Additionally, Intel's P/E ratio stands at about 13. Such a low multiple may appear inexpensive, but the higher valuation the market has awarded the company's peers -- 45 for AMD, and 41 for Taiwan Semiconductor (TSM -0.36%) -- suggest that investors lack confidence in Intel.

2. National security

Despite this stagnation, Gelsinger could foster another advantage for Intel due to one overlooked factor -- national security. Intel operates eight of the 20 semiconductor fabrication plants, also called fabs, in the U.S., according to the Congressional Research Service.

Nonetheless, according to the Semiconductor Industry Association, the U.S. share of chip production has fallen to less than 13%, well short of the 47% of global demand claimed by the U.S.

Additionally, under former CEO Swan, Intel showed an inclination to follow its competitors by contracting out to outside fabs based primarily in foreign countries. Fabs such as those operated by Taiwan Semiconductor -- TSMC for short -- and Samsung manufacture chips for companies like AMD and NVIDIA. Moreover, Intel allocated $14.3 billion in capital expenditures in 2020, down from the $16.2 billion spent in 2019 -- spending less on company facilities as it outsourced more of its operations.

However, Gelsinger wants to take Intel in a different direction. On the Q4 2020 earnings call, he expressed an interest in reviving Intel's foundries, which served as the basis for its successes in past decades. This could help allay one key concern about the U.S. chip industry. TSMC and Samsung primarily operate foundries in or close to China, making their fabs potential targets should relations between the U.S. and China deteriorate.

To this end, the entire semiconductor industry has called on the Biden administration to provide subsidies for U.S. manufacturing research. The federal government has not yet approved such an outlay. Still, should the chip industry receive such a subsidy, Intel's size suggests that it would become one of the larger beneficiaries, which would give the company the funding it needs to catch up to its peers.
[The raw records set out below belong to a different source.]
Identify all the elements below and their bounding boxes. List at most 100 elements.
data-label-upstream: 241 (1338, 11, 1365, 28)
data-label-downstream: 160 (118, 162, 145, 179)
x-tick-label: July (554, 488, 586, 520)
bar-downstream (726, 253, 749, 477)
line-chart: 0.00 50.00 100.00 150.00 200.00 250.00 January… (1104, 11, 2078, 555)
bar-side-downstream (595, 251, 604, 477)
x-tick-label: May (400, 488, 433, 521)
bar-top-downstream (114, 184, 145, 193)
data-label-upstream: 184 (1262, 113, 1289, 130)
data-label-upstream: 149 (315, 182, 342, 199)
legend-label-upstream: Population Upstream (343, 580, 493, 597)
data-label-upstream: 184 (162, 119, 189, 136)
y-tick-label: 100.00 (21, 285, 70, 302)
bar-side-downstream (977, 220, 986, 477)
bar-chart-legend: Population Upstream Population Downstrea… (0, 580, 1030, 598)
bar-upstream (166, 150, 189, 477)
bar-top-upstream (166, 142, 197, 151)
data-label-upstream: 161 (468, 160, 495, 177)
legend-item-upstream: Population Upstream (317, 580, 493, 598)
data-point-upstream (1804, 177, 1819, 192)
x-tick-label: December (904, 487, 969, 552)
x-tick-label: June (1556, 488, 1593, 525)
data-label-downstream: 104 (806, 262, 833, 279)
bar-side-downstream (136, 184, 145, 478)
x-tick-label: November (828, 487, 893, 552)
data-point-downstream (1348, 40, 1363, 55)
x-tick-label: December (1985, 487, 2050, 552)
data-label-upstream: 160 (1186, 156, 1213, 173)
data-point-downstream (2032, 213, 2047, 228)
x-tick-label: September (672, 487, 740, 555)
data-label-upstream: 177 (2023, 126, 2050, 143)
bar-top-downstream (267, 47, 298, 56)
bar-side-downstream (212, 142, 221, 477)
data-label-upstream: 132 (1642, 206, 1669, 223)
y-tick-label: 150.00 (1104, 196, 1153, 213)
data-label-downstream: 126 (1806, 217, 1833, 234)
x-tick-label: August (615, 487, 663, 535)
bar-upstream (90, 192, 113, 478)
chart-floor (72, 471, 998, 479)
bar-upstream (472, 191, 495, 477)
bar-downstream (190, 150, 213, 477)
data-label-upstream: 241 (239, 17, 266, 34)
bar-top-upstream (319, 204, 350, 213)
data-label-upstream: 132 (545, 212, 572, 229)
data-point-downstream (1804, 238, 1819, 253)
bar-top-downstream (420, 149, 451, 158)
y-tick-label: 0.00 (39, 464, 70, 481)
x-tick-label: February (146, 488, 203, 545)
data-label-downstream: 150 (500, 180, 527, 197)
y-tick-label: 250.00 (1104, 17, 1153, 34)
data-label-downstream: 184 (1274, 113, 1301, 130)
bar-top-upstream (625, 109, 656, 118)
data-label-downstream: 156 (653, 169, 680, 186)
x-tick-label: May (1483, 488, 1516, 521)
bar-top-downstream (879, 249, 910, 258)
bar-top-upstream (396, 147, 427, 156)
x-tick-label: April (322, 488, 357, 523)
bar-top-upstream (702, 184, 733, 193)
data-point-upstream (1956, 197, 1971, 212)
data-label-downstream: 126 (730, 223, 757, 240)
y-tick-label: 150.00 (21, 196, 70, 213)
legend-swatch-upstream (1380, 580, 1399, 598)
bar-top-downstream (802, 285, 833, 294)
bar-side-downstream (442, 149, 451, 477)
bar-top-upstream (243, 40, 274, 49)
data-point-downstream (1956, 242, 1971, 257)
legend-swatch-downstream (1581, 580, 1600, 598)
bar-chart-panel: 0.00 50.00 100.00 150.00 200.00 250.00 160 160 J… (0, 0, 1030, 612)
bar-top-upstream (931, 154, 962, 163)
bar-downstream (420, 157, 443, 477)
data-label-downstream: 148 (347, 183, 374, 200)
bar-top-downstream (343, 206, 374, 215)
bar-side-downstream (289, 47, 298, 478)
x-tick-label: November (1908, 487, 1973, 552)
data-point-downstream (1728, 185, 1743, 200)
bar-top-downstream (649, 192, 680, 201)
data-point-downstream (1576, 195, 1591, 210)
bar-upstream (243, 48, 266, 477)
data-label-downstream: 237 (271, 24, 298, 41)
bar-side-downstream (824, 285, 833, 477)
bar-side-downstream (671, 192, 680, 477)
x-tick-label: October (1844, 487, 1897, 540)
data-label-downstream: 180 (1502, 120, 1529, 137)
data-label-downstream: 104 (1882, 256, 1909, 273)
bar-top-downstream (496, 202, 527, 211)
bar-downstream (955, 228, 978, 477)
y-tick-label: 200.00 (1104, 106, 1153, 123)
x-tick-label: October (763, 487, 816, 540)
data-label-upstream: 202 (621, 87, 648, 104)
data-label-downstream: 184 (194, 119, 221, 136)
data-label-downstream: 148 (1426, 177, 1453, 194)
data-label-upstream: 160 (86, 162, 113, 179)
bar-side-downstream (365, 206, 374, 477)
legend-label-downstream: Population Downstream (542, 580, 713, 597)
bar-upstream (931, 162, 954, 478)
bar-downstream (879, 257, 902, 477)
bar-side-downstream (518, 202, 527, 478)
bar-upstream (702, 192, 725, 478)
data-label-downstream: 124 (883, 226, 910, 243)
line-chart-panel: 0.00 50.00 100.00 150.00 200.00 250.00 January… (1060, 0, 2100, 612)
Where this leaves Intel stock

Currently, Intel trades at a low P/E ratio driven by lackluster revenue growth. Nonetheless, Intel now has an engineer with a management background at the helm. Though investors will not know for years whether Gelsinger's vision will bring about a recovery, Intel has hired someone who could potentially restore its competitive edge.

Moreover, Intel's main competitors' previous advantage -- the ability to manufacture chips at lower costs, in more modern facilities located primarily in Asia -- could become a vulnerability. If Intel can capitalize on subsidies to improve its foundries in the U.S.,  this tech stock could become a winner for patient investors.